The Black Film Festival Part I will be held on Friday, August 14 and Part II will take place on Friday, August 21. During both evenings, the Parrish and BHCCRC will screen a selection of award-winning feature films, documentaries, and shorts that will delve into timely topics such as systemic inequality and parallels between historical civil rights movements and today’s global movement.
“I am grateful for our ongoing partnership with BHCCRC to present this mini festival that is meant to educate, entertain, and inspire so that we all can become part of the conversation about racial inequality and social justice,” said Corinne Erni, Parrish Senior Curator of Arts Reach and Special Projects. “Films are a perfect conduit to connect us emotionally and intellectually to these issues and encourage action.”
“I am excited about the expanded partnership between The Bridgehampton Child Care & Recreational Center and The Parrish,” Cannon added. “I look forward to us working together in the future.” In the past, The Center, a not-for-profit that primarily serves, but is not limited to, the lower income African-American and Latino populations of the East End, has incorporated visits to the Parrish and art workshops led by the Museum in its After School programming.
Black Film Festival Part I will feature Gordon Quinn’s ’63 Boycott (documentary, 2016, 31 minutes) and Raoul Peck’s I Am Not Your Negro (documentary, 2016, 95 minutes).
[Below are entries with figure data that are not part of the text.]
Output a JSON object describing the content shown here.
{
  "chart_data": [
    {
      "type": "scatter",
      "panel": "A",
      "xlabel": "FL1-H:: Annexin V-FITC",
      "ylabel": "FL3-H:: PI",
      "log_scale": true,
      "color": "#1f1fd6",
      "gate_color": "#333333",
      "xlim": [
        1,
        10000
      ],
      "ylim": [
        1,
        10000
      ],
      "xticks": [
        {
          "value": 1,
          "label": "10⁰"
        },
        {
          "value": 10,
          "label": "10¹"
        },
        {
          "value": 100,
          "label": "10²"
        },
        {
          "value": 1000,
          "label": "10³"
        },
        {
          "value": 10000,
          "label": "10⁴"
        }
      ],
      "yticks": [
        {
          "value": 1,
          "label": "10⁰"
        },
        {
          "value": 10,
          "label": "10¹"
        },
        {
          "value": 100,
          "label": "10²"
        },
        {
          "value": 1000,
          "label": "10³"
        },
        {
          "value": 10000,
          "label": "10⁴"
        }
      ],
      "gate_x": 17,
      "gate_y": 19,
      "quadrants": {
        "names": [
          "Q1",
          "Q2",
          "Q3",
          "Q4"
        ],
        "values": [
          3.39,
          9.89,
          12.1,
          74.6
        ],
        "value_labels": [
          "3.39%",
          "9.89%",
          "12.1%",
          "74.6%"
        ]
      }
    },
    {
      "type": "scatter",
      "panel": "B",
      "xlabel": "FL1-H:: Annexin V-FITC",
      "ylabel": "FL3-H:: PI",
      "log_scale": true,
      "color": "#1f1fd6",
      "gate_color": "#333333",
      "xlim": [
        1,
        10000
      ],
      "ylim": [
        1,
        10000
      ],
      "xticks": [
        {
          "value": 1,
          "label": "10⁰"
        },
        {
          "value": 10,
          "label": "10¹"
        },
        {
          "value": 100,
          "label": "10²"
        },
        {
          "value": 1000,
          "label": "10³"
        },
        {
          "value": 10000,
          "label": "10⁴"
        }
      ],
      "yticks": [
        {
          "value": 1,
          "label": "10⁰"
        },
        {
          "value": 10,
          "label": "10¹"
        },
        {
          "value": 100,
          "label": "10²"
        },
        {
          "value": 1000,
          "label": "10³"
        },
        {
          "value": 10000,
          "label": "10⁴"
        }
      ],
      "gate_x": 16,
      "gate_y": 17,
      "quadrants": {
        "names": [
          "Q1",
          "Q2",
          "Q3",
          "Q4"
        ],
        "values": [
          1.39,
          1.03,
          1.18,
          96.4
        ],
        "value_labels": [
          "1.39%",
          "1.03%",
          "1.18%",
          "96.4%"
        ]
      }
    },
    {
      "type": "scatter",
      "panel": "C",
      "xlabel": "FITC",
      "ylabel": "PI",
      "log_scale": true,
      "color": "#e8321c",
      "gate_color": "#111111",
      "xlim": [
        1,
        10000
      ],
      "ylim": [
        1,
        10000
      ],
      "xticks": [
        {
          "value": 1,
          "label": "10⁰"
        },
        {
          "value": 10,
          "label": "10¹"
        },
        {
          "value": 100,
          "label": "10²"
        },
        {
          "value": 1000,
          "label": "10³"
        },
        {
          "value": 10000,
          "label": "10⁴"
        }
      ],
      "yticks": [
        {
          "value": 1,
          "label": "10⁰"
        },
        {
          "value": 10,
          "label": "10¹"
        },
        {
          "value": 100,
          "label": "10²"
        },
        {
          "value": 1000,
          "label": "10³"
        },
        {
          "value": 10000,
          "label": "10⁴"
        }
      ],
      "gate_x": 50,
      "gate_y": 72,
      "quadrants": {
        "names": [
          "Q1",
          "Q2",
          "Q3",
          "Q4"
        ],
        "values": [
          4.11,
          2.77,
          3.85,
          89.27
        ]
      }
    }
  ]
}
’63 Boycott takes a look at the October 22, 1963 boycott of the Chicago Public Schools, when more than 250,000 students united to march through the city to protest racial segregation. Protestors also called for the resignation of School Superintendent Benjamin Willis, who instead of allowing students at overcrowded black schools to enroll in nearby white schools, placed trailers, dubbed ‘Willis Wagons,’ on playgrounds and parking lots.
I Am Not Your Negro, which is based on James Baldwin’s unfinished manuscript Remember this House, delves into the history of racism in the United States through the stories of Malcolm X, Martin Luther King Jr., and Medgar Evers.
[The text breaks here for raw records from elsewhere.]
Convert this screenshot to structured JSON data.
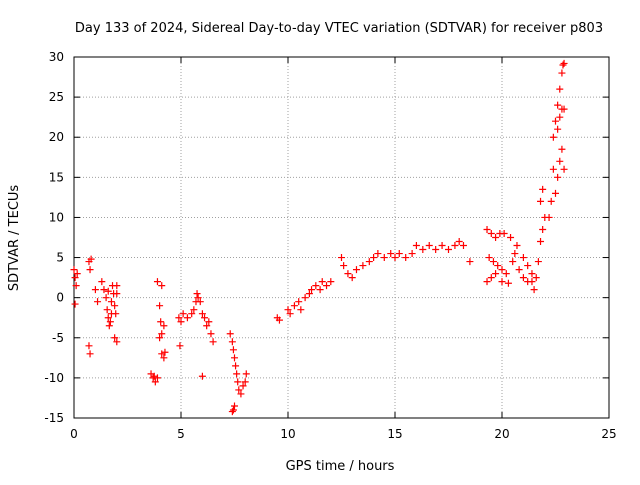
{
  "chart_data": {
    "type": "scatter",
    "title": "Day 133 of 2024, Sidereal Day-to-day VTEC variation (SDTVAR) for receiver p803",
    "xlabel": "GPS time / hours",
    "ylabel": "SDTVAR / TECUs",
    "xlim": [
      0,
      25
    ],
    "ylim": [
      -15,
      30
    ],
    "xticks": [
      0,
      5,
      10,
      15,
      20,
      25
    ],
    "xtick_labels": [
      "0",
      "5",
      "10",
      "15",
      "20",
      "25"
    ],
    "yticks": [
      -15,
      -10,
      -5,
      0,
      5,
      10,
      15,
      20,
      25,
      30
    ],
    "ytick_labels": [
      "-15",
      "-10",
      "-5",
      "0",
      "5",
      "10",
      "15",
      "20",
      "25",
      "30"
    ],
    "grid": true,
    "marker": "+",
    "color": "#ff0000",
    "series": [
      {
        "name": "SDTVAR",
        "points": [
          [
            0.0,
            3.5
          ],
          [
            0.05,
            2.5
          ],
          [
            0.1,
            1.5
          ],
          [
            0.05,
            -0.8
          ],
          [
            0.15,
            3.0
          ],
          [
            0.7,
            4.5
          ],
          [
            0.75,
            3.5
          ],
          [
            0.8,
            4.8
          ],
          [
            0.7,
            -6.0
          ],
          [
            0.75,
            -7.0
          ],
          [
            1.0,
            1.0
          ],
          [
            1.1,
            -0.5
          ],
          [
            1.3,
            2.0
          ],
          [
            1.4,
            1.0
          ],
          [
            1.5,
            0.0
          ],
          [
            1.55,
            -1.5
          ],
          [
            1.6,
            -2.5
          ],
          [
            1.65,
            -3.5
          ],
          [
            1.7,
            -3.0
          ],
          [
            1.75,
            -2.0
          ],
          [
            1.8,
            1.5
          ],
          [
            1.85,
            0.5
          ],
          [
            1.9,
            -1.0
          ],
          [
            1.95,
            -2.0
          ],
          [
            2.0,
            0.5
          ],
          [
            2.0,
            1.5
          ],
          [
            1.9,
            -5.0
          ],
          [
            2.0,
            -5.5
          ],
          [
            1.75,
            -0.5
          ],
          [
            1.6,
            0.8
          ],
          [
            3.6,
            -9.5
          ],
          [
            3.7,
            -10.0
          ],
          [
            3.8,
            -10.5
          ],
          [
            3.9,
            -10.0
          ],
          [
            3.75,
            -9.8
          ],
          [
            3.9,
            2.0
          ],
          [
            4.0,
            -1.0
          ],
          [
            4.05,
            -3.0
          ],
          [
            4.1,
            -4.5
          ],
          [
            4.0,
            -5.0
          ],
          [
            4.1,
            -7.0
          ],
          [
            4.2,
            -7.5
          ],
          [
            4.25,
            -6.8
          ],
          [
            4.1,
            1.5
          ],
          [
            4.2,
            -3.5
          ],
          [
            4.9,
            -2.5
          ],
          [
            5.0,
            -3.0
          ],
          [
            5.1,
            -2.0
          ],
          [
            4.95,
            -6.0
          ],
          [
            5.3,
            -2.5
          ],
          [
            5.5,
            -2.0
          ],
          [
            5.6,
            -1.5
          ],
          [
            5.7,
            -0.5
          ],
          [
            5.8,
            0.0
          ],
          [
            5.9,
            -0.5
          ],
          [
            5.75,
            0.5
          ],
          [
            6.0,
            -2.0
          ],
          [
            6.1,
            -2.5
          ],
          [
            6.2,
            -3.5
          ],
          [
            6.3,
            -3.0
          ],
          [
            6.4,
            -4.5
          ],
          [
            6.5,
            -5.5
          ],
          [
            6.0,
            -9.8
          ],
          [
            7.3,
            -4.5
          ],
          [
            7.4,
            -5.5
          ],
          [
            7.45,
            -6.5
          ],
          [
            7.5,
            -7.5
          ],
          [
            7.55,
            -8.5
          ],
          [
            7.6,
            -9.5
          ],
          [
            7.65,
            -10.5
          ],
          [
            7.7,
            -11.5
          ],
          [
            7.8,
            -12.0
          ],
          [
            7.9,
            -11.0
          ],
          [
            8.0,
            -10.5
          ],
          [
            8.05,
            -9.5
          ],
          [
            7.5,
            -13.5
          ],
          [
            7.45,
            -14.0
          ],
          [
            7.4,
            -14.2
          ],
          [
            9.5,
            -2.5
          ],
          [
            9.6,
            -2.8
          ],
          [
            10.0,
            -1.5
          ],
          [
            10.1,
            -2.0
          ],
          [
            10.3,
            -1.0
          ],
          [
            10.5,
            -0.5
          ],
          [
            10.6,
            -1.5
          ],
          [
            10.8,
            0.0
          ],
          [
            11.0,
            0.5
          ],
          [
            11.1,
            1.0
          ],
          [
            11.3,
            1.5
          ],
          [
            11.5,
            1.0
          ],
          [
            11.6,
            2.0
          ],
          [
            11.8,
            1.5
          ],
          [
            12.0,
            2.0
          ],
          [
            12.5,
            5.0
          ],
          [
            12.6,
            4.0
          ],
          [
            12.8,
            3.0
          ],
          [
            13.0,
            2.5
          ],
          [
            13.2,
            3.5
          ],
          [
            13.5,
            4.0
          ],
          [
            13.8,
            4.5
          ],
          [
            14.0,
            5.0
          ],
          [
            14.2,
            5.5
          ],
          [
            14.5,
            5.0
          ],
          [
            14.8,
            5.5
          ],
          [
            15.0,
            5.0
          ],
          [
            15.2,
            5.5
          ],
          [
            15.5,
            5.0
          ],
          [
            15.8,
            5.5
          ],
          [
            16.0,
            6.5
          ],
          [
            16.3,
            6.0
          ],
          [
            16.6,
            6.5
          ],
          [
            16.9,
            6.0
          ],
          [
            17.2,
            6.5
          ],
          [
            17.5,
            6.0
          ],
          [
            17.8,
            6.5
          ],
          [
            18.0,
            7.0
          ],
          [
            18.2,
            6.5
          ],
          [
            18.5,
            4.5
          ],
          [
            19.3,
            8.5
          ],
          [
            19.5,
            8.0
          ],
          [
            19.7,
            7.5
          ],
          [
            19.9,
            8.0
          ],
          [
            20.1,
            8.0
          ],
          [
            19.4,
            5.0
          ],
          [
            19.6,
            4.5
          ],
          [
            19.8,
            4.0
          ],
          [
            20.0,
            3.5
          ],
          [
            20.2,
            3.0
          ],
          [
            19.3,
            2.0
          ],
          [
            19.5,
            2.5
          ],
          [
            19.7,
            3.0
          ],
          [
            20.0,
            2.0
          ],
          [
            20.3,
            1.8
          ],
          [
            20.5,
            4.5
          ],
          [
            20.6,
            5.5
          ],
          [
            20.8,
            3.5
          ],
          [
            21.0,
            2.5
          ],
          [
            21.2,
            2.0
          ],
          [
            20.4,
            7.5
          ],
          [
            20.7,
            6.5
          ],
          [
            21.0,
            5.0
          ],
          [
            21.2,
            4.0
          ],
          [
            21.4,
            3.0
          ],
          [
            21.4,
            2.0
          ],
          [
            21.5,
            1.0
          ],
          [
            21.6,
            2.5
          ],
          [
            21.7,
            4.5
          ],
          [
            21.8,
            7.0
          ],
          [
            21.8,
            12.0
          ],
          [
            21.9,
            13.5
          ],
          [
            22.0,
            10.0
          ],
          [
            21.9,
            8.5
          ],
          [
            22.2,
            10.0
          ],
          [
            22.3,
            12.0
          ],
          [
            22.4,
            16.0
          ],
          [
            22.4,
            20.0
          ],
          [
            22.5,
            22.0
          ],
          [
            22.6,
            24.0
          ],
          [
            22.7,
            26.0
          ],
          [
            22.8,
            28.0
          ],
          [
            22.85,
            29.0
          ],
          [
            22.9,
            29.2
          ],
          [
            22.5,
            13.0
          ],
          [
            22.6,
            15.0
          ],
          [
            22.7,
            17.0
          ],
          [
            22.8,
            18.5
          ],
          [
            22.9,
            16.0
          ],
          [
            22.6,
            21.0
          ],
          [
            22.7,
            22.5
          ],
          [
            22.8,
            23.5
          ],
          [
            22.9,
            23.5
          ]
        ]
      }
    ]
  }
}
Black Film Festival Part II will feature Xavier Burgin’s Other (2018, 6 minutes 20 seconds) and George Tillman Jr.’s The Hate U Give (2018, 132 minutes).
Other tells the story of a black woman who grapples with navigating white spaces following the Charlottesville, Virginia white nationalist rallies.
Based on the critically acclaimed New York Times bestseller by Angie Thomas, The Hate U Give follows Starr Carter, who lives in a poor, mostly black neighborhood, but attends a prep school with affluent, predominantly white students. Starr’s world is turned upside after witnessing her childhood best friend Khalil being fatally shot by a police officer. The Hate U Give stars Amandla Stenberg, Russell Hornsby, Regina Hall, Common, Anthony Mackie and Issa Rae.
“Please come out and support this event; I promise you it will be enlightening, thought-provoking, life changing, and just a great time for all,” Cannon concluded.
Entrance opens on both evenings at 7:30 p.m. and films will commence after dark, at approximately 8:30 p.m. Admission is $10 for Friends of BHCCRC and Parrish Members, $20 for nonmembers and free for students and children. Film-goers must register in advance, don a mask at the event and bring their own chair.